My 6 Gems on Data Visualization

I have been working quite some time with charts and business intelligence in the last 5 years. When you spend time building business reports, you may perceive data visualization as a cold technical and business tool. However, there are 6 hidden gems in data visualization that I found by chance. I realized data visualization is not as cold as I thought. Let me recap for you these 6 gems.

1) The first chart ever

William Playfair was a Scottish engineer and political scientist from the 18th century. He is considered as the author of the very first chart:

By William Playfair - The Commercial and Political Atlas, 1786 (3th ed. edition 1801), Public Domain

The chart was published back in 1786. It shows the volumes of imports and exports of Scotland over one year on a scale of 10k pounds. Each country is given two bars: one for volume of imports, one for volume of exports.
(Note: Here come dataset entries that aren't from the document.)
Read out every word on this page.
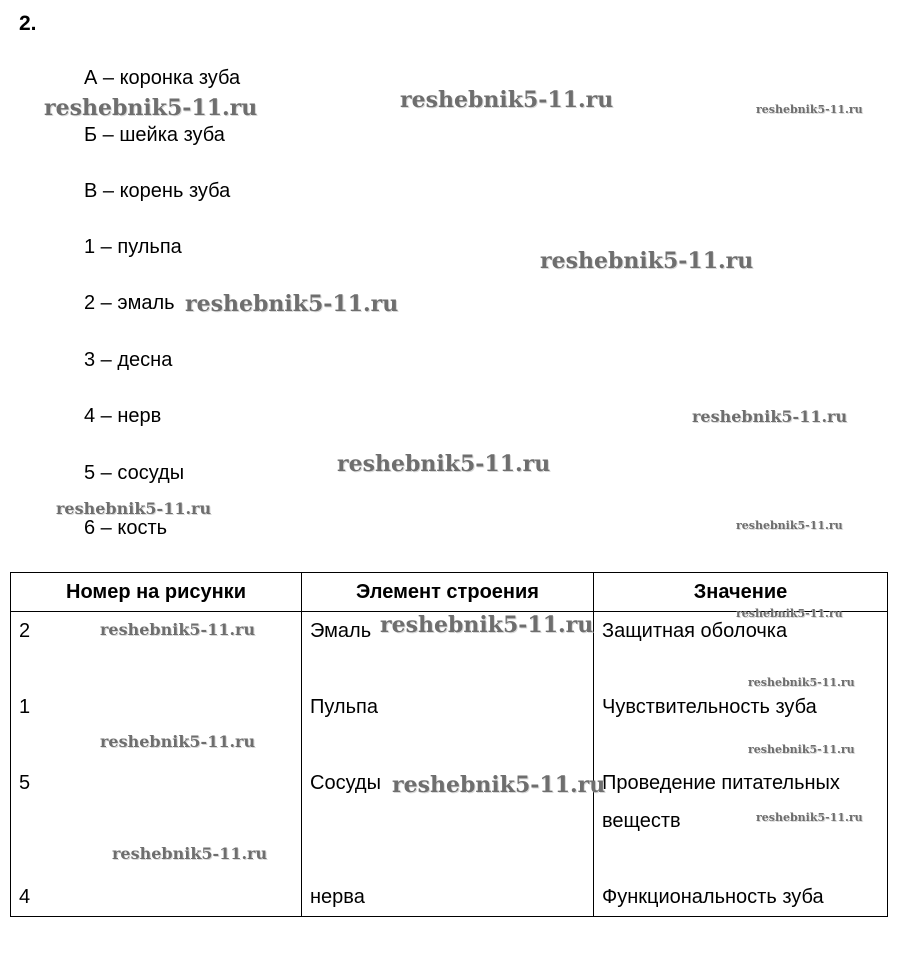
2.
А – коронка зуба
Б – шейка зуба
В – корень зуба
1 – пульпа
2 – эмаль
3 – десна
4 – нерв
5 – сосуды
6 – кость
Номер на рисунки	Элемент строения	Значение
2	Эмаль	Защитная оболочка
1	Пульпа	Чувствительность зуба
5	Сосуды	Проведение питательных веществ
4	нерва	Функциональность зуба
reshebnik5-11.ru	reshebnik5-11.ru	reshebnik5-11.ru
reshebnik5-11.ru
reshebnik5-11.ru
reshebnik5-11.ru
reshebnik5-11.ru
reshebnik5-11.ru
reshebnik5-11.ru
reshebnik5-11.ru
reshebnik5-11.ru	reshebnik5-11.ru
reshebnik5-11.ru
reshebnik5-11.ru	reshebnik5-11.ru
reshebnik5-11.ru
reshebnik5-11.ru
reshebnik5-11.ru
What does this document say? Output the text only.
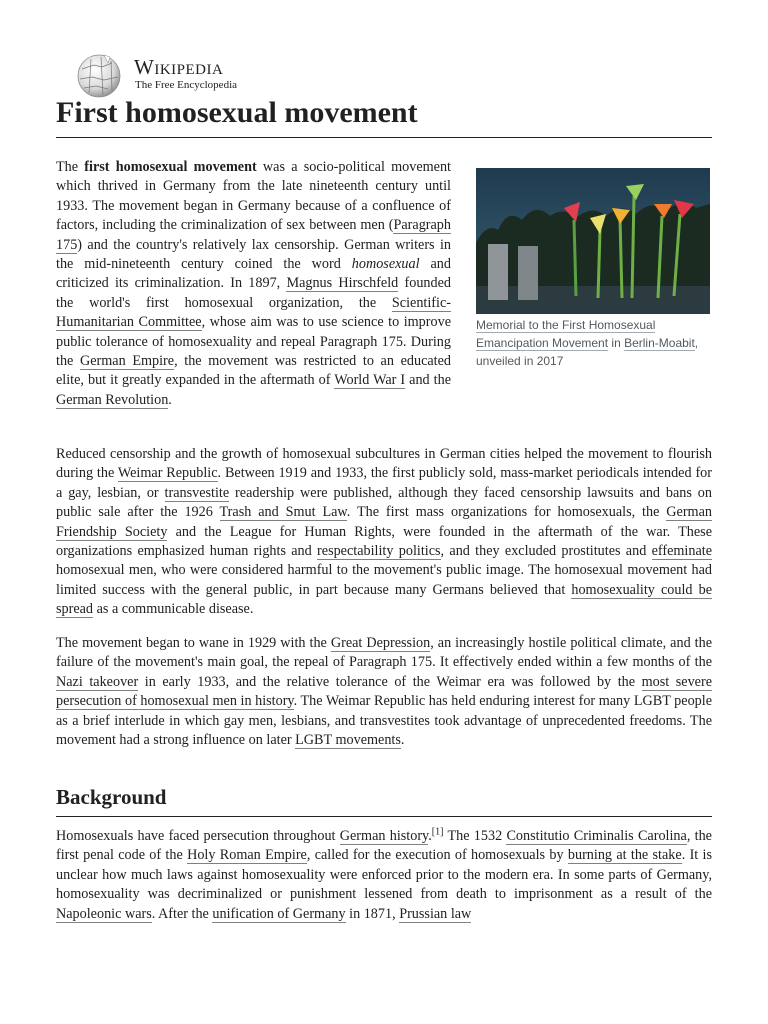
Wikipedia
The Free Encyclopedia
First homosexual movement

The first homosexual movement was a socio-political movement which thrived in Germany from the late nineteenth century until 1933. The movement began in Germany because of a confluence of factors, including the criminalization of sex between men (Paragraph 175) and the country's relatively lax censorship. German writers in the mid-nineteenth century coined the word homosexual and criticized its criminalization. In 1897, Magnus Hirschfeld founded the world's first homosexual organization, the Scientific-Humanitarian Committee, whose aim was to use science to improve public tolerance of homosexuality and repeal Paragraph 175. During the German Empire, the movement was restricted to an educated elite, but it greatly expanded in the aftermath of World War I and the German Revolution.

Memorial to the First Homosexual Emancipation Movement in Berlin-Moabit, unveiled in 2017

Reduced censorship and the growth of homosexual subcultures in German cities helped the movement to flourish during the Weimar Republic. Between 1919 and 1933, the first publicly sold, mass-market periodicals intended for a gay, lesbian, or transvestite readership were published, although they faced censorship lawsuits and bans on public sale after the 1926 Trash and Smut Law. The first mass organizations for homosexuals, the German Friendship Society and the League for Human Rights, were founded in the aftermath of the war. These organizations emphasized human rights and respectability politics, and they excluded prostitutes and effeminate homosexual men, who were considered harmful to the movement's public image. The homosexual movement had limited success with the general public, in part because many Germans believed that homosexuality could be spread as a communicable disease.

The movement began to wane in 1929 with the Great Depression, an increasingly hostile political climate, and the failure of the movement's main goal, the repeal of Paragraph 175. It effectively ended within a few months of the Nazi takeover in early 1933, and the relative tolerance of the Weimar era was followed by the most severe persecution of homosexual men in history. The Weimar Republic has held enduring interest for many LGBT people as a brief interlude in which gay men, lesbians, and transvestites took advantage of unprecedented freedoms. The movement had a strong influence on later LGBT movements.

Background

Homosexuals have faced persecution throughout German history.[1] The 1532 Constitutio Criminalis Carolina, the first penal code of the Holy Roman Empire, called for the execution of homosexuals by burning at the stake. It is unclear how much laws against homosexuality were enforced prior to the modern era. In some parts of Germany, homosexuality was decriminalized or punishment lessened from death to imprisonment as a result of the Napoleonic wars. After the unification of Germany in 1871, Prussian law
I am so used to seeing bar charts that I never asked myself who was the inventor or when they first appeared. It's nice to find out that the have been invented way before the invention of calculators and that they have changed so little since then.

2) The best graphic ever

Charles Minard represented 6 types of data about Napoleon's 1812 Russia campaign in one single chart. This visual was considered by Edward Tufte as "the best statistical graphic ever produced".

By Charles Minard (1869): map of Napoleon's disastrous Russian campaign of 1812

Minard represented in two dimensions six types of data: the number of Napoleon's troops; distance; temperature; the latitude and longitude; direction of travel; and location relative to specific dates.

3) Non-neutrality: the Legarithmic scale

Is data visualization a neutral discipline? Not really. Basic decisions like the choice of scale or of the limit of axes might change radically the information perceived by the reader. Take a look at the following tweet by Matteo Salvini (leader of "Lega" party) about results of a poll on popularity of Italian politicians:

Do you notice anything wrong with the chart? The y axis looks a bit tweaked. The difference between the axis does not follow any reasonable scale (perhapse a "Legarithmic" scale?) since the difference between the 3 bars is not consistent. Here is how the same data looks when plotted in Excel.

Unbiased chart of the same data shown in Matteo Salvini's tweet

However, the effect on the reader is not the same, isn't it?

4) Beyond shapes: infographics

Otto Neurath was one of the main contributor to the picture language, aka ISOTYPE (International System of Typographic Picture Education). This method consists of replacing classic shapes in data visualization (eg bars, circles, etc) with a set of standardized symbols. Quantities are represented by repeating the same symbol over and over proportionally to the measure. Consider the following example by Otto Neurath from 1930.

Otto Neurath, Residential density in big cities - 1930

The chart represents the density of population in different cities. The information is represented as the number of persons that would live in a flat of 200 m2. The count of persons is not represented by a digit or by a bar, but it is represented by the repetition of a symbol as many time as the count of persons for that city. The result is effective. Density is no more a number, and you can feel the size of the measure. Infographics can turn cold numbers into tangible perceptions of a phenomenon.

5) Pie charts: bad by definition

"Bad by definition" is the title of one of my favourite blog posts about data visualization. This article is a clean explanation of why you should not use pie charts for most of the use cases. The article starts with this example.

Yan Holtz - The issue with pie chart

Can you rank the slices of the pie by size? You'd probably struggle a bit trying to answer. The reason is that our brain is not used to measure and compare angles. It's funny to see pie charts being used every now and then in business reports. Most of the times, a basic bar chart would be way more effective to let the user understand the numbers behind. However, it seems that pie charts are now endemic in corporations, and the way is still long before getting rid of it 😁

6) What is data visualization?

Is data visualization a branch of computer science? It turns out that data visualization is broader discipline, and it is part of information design. Information design is the practice of presenting information in a way that fosters an efficient and effective understanding of the information.

Plain text representation of data

Can the same data of a bar chart be represented in plain text? Yes.

Would plain text require us the same effort to understand the information behind the numbers? Probably not.

Would we even be able to get such information from plain text? Probably not because visualizing information helps our brain to perceive what's going on.

Same representation of data via line chart

I recently wrote about an article on the impact of information design on journalism. The article starts from a recent tax reform in Italy. Most information media have kept showing tables about the new tax rates, however I found quite hard to get a clear and full picture of the reform. I was not able to find online a single data visualization about the data behind the reform. So, I have done it by myself, and it turned out the article was quite appreciated (with more than 2.3k reads at the time of this writing and plenty of positive feedbacks on social networks).

The reason why the article was so viral is that one single line chart was able to describe the reform way more effectively than the textual tables you could find online. I find this a decent example of "efficient and effective understanding of information" that is the overall goal of information design.


This article is a collection of notes I took in the last couple of years. Historical charts are inspired by talks by Paolo Ciuccarelli. The ideas behind the critics to pie charts is inspired by the article of Yan Holtz. Plenty of details are of course from Wikipedia.